Kur'an-ı Kerim ve Türkçe Meali Sayfa 174
179. Biz cinler ve insanlardan birçoğunu cehennem için yaratmışızdır. Onların kalpleri vardır da onlarla kavramazlar; gözleri vardır da onlarla görmezler; kulakları vardır da onlarla işitmezler. İşte onlar hayvanlar gibidir; hatta daha da sapıktırlar. İşte asıl gafiller onlardır.
180. En güzel isimler sadece Allah'ındır. O'na o isimlerle dua edin. O'nun isimleri konusunda eğriliğe sapanları bırakın. Onlar yaptıklarının cezasını göreceklerdir.
181. Yarattıklarımızdan hakka hidayet eden ve adaleti hak ile yerine getiren bir topluluk vardır.
182. Ayetlerimizi yalanlayanları, hiç bilmeyecekleri yerden yavaş yavaş (helâke) yaklaştıracağız.
183. Onlara mühlet veririm; (ama) benim düzenim çetindir.
184. Arkadaşlarında (peygamberde) herhangi bir cinnet olmadığını düşünmüyorlar mı? O, ancak apaçık bir korkutup uyarıcıdır.
185. Gökler ve yer ile Allah'ın yarattığı her şeyin egemenliğini ve ecellerinin yaklaşmış olabileceğini görüp düşünmüyorlar mı? Bundan (Kur'an'dan) sonra hangi söze inanacaklar?
186. Allah'ın saptırdığı kimseye artık hidayet edecek yoktur ve (Allah) onları tuğyanları içinde şaşkınca dolaşır bir durumda bırakıverir.
187. Sana kıyametin ne zaman demir atacağını (gerçekleşeceğini) sorarlar.
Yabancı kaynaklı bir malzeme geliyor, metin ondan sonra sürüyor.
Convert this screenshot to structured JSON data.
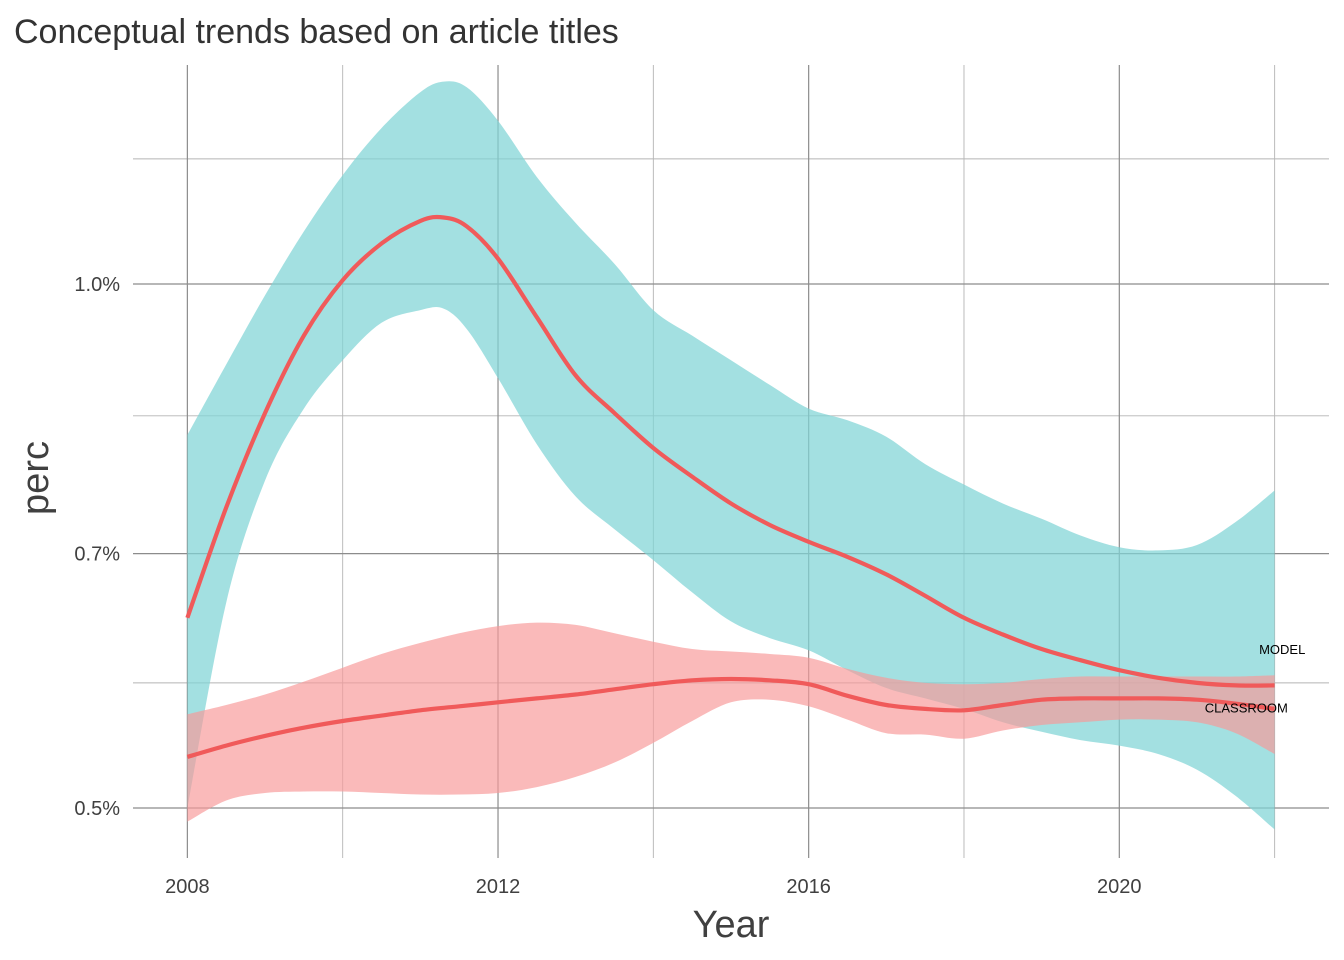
{
  "chart_data": {
    "type": "line",
    "title": "Conceptual trends based on article titles",
    "xlabel": "Year",
    "ylabel": "perc",
    "xlim": [
      2007.3,
      2022.7
    ],
    "ylim": [
      0.00468,
      0.01336
    ],
    "y_scale": "log",
    "x_ticks": [
      {
        "value": 2008,
        "label": "2008"
      },
      {
        "value": 2012,
        "label": "2012"
      },
      {
        "value": 2016,
        "label": "2016"
      },
      {
        "value": 2020,
        "label": "2020"
      }
    ],
    "x_minor_ticks": [
      2010,
      2014,
      2018,
      2022
    ],
    "y_ticks": [
      {
        "value": 0.005,
        "label": "0.5%"
      },
      {
        "value": 0.007,
        "label": "0.7%"
      },
      {
        "value": 0.01,
        "label": "1.0%"
      }
    ],
    "y_minor_ticks": [
      0.0059,
      0.0084,
      0.0118
    ],
    "grid": true,
    "legend": "none",
    "colors": {
      "line": "#f05a5a",
      "model_band": "#80d4d6",
      "classroom_band": "#f79a9a"
    },
    "series": [
      {
        "name": "MODEL",
        "x": [
          2008,
          2008.5,
          2009,
          2009.5,
          2010,
          2010.5,
          2011,
          2011.3,
          2011.6,
          2012,
          2012.5,
          2013,
          2013.5,
          2014,
          2014.5,
          2015,
          2015.5,
          2016,
          2016.5,
          2017,
          2017.5,
          2018,
          2018.5,
          2019,
          2019.5,
          2020,
          2020.5,
          2021,
          2021.5,
          2022
        ],
        "y": [
          0.00643,
          0.00744,
          0.00843,
          0.00934,
          0.01005,
          0.01055,
          0.01087,
          0.01092,
          0.01079,
          0.01034,
          0.00957,
          0.00886,
          0.00843,
          0.00805,
          0.00775,
          0.00748,
          0.00727,
          0.00711,
          0.00697,
          0.00681,
          0.00662,
          0.00643,
          0.00629,
          0.00617,
          0.00608,
          0.006,
          0.00594,
          0.0059,
          0.00588,
          0.00588
        ],
        "lower": [
          0.005,
          0.00656,
          0.00771,
          0.00848,
          0.00904,
          0.0095,
          0.00966,
          0.00968,
          0.00942,
          0.00883,
          0.00809,
          0.00755,
          0.00723,
          0.00694,
          0.00665,
          0.0064,
          0.00626,
          0.00616,
          0.006,
          0.00586,
          0.00578,
          0.0057,
          0.0056,
          0.00553,
          0.00547,
          0.00543,
          0.00537,
          0.00526,
          0.00508,
          0.00486
        ],
        "upper": [
          0.00819,
          0.00899,
          0.00985,
          0.01072,
          0.01155,
          0.01229,
          0.01289,
          0.01307,
          0.01297,
          0.01241,
          0.01152,
          0.01084,
          0.01027,
          0.00966,
          0.00934,
          0.00904,
          0.00875,
          0.00848,
          0.00835,
          0.00817,
          0.00788,
          0.00767,
          0.00748,
          0.00733,
          0.00717,
          0.00706,
          0.00703,
          0.00708,
          0.0073,
          0.00761
        ]
      },
      {
        "name": "CLASSROOM",
        "x": [
          2008,
          2008.5,
          2009,
          2009.5,
          2010,
          2010.5,
          2011,
          2011.5,
          2012,
          2012.5,
          2013,
          2013.5,
          2014,
          2014.5,
          2015,
          2015.5,
          2016,
          2016.5,
          2017,
          2017.5,
          2018,
          2018.5,
          2019,
          2019.5,
          2020,
          2020.5,
          2021,
          2021.5,
          2022
        ],
        "y": [
          0.00535,
          0.00543,
          0.0055,
          0.00556,
          0.00561,
          0.00565,
          0.00569,
          0.00572,
          0.00575,
          0.00578,
          0.00581,
          0.00585,
          0.00589,
          0.00592,
          0.00593,
          0.00592,
          0.00589,
          0.0058,
          0.00573,
          0.0057,
          0.00569,
          0.00573,
          0.00577,
          0.00578,
          0.00578,
          0.00578,
          0.00577,
          0.00574,
          0.0057
        ],
        "lower": [
          0.00491,
          0.00505,
          0.0051,
          0.00511,
          0.00511,
          0.0051,
          0.00509,
          0.00509,
          0.0051,
          0.00514,
          0.00521,
          0.00531,
          0.00545,
          0.00561,
          0.00575,
          0.00577,
          0.00572,
          0.00562,
          0.00552,
          0.00551,
          0.00548,
          0.00554,
          0.00558,
          0.0056,
          0.00562,
          0.00562,
          0.0056,
          0.00552,
          0.00537
        ],
        "upper": [
          0.00566,
          0.00573,
          0.00581,
          0.00591,
          0.00602,
          0.00613,
          0.00622,
          0.0063,
          0.00636,
          0.00639,
          0.00637,
          0.0063,
          0.00623,
          0.00617,
          0.00615,
          0.00613,
          0.0061,
          0.00601,
          0.00594,
          0.0059,
          0.00589,
          0.0059,
          0.00593,
          0.00595,
          0.00595,
          0.00595,
          0.00595,
          0.00595,
          0.00596
        ]
      }
    ],
    "annotations": [
      {
        "text": "MODEL",
        "x": 2021.8,
        "y": 0.00617
      },
      {
        "text": "CLASSROOM",
        "x": 2021.1,
        "y": 0.00571
      }
    ]
  }
}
De ki: “Onun ilmi yalnızca Rabbimin katındadır. Onun zamanı geldiğinde O'ndan başkası açığa çıkaramaz. O (ortaya çıkışı), göklere de yere de ağır gelmiştir. O size ansızın gelecektir. Sanki sen onu biliyormuşsun gibi sana soruyorlar. “De ki: Onun bilgisi ancak Allah'ın katındadır; ama insanların çoğu bilmezler.”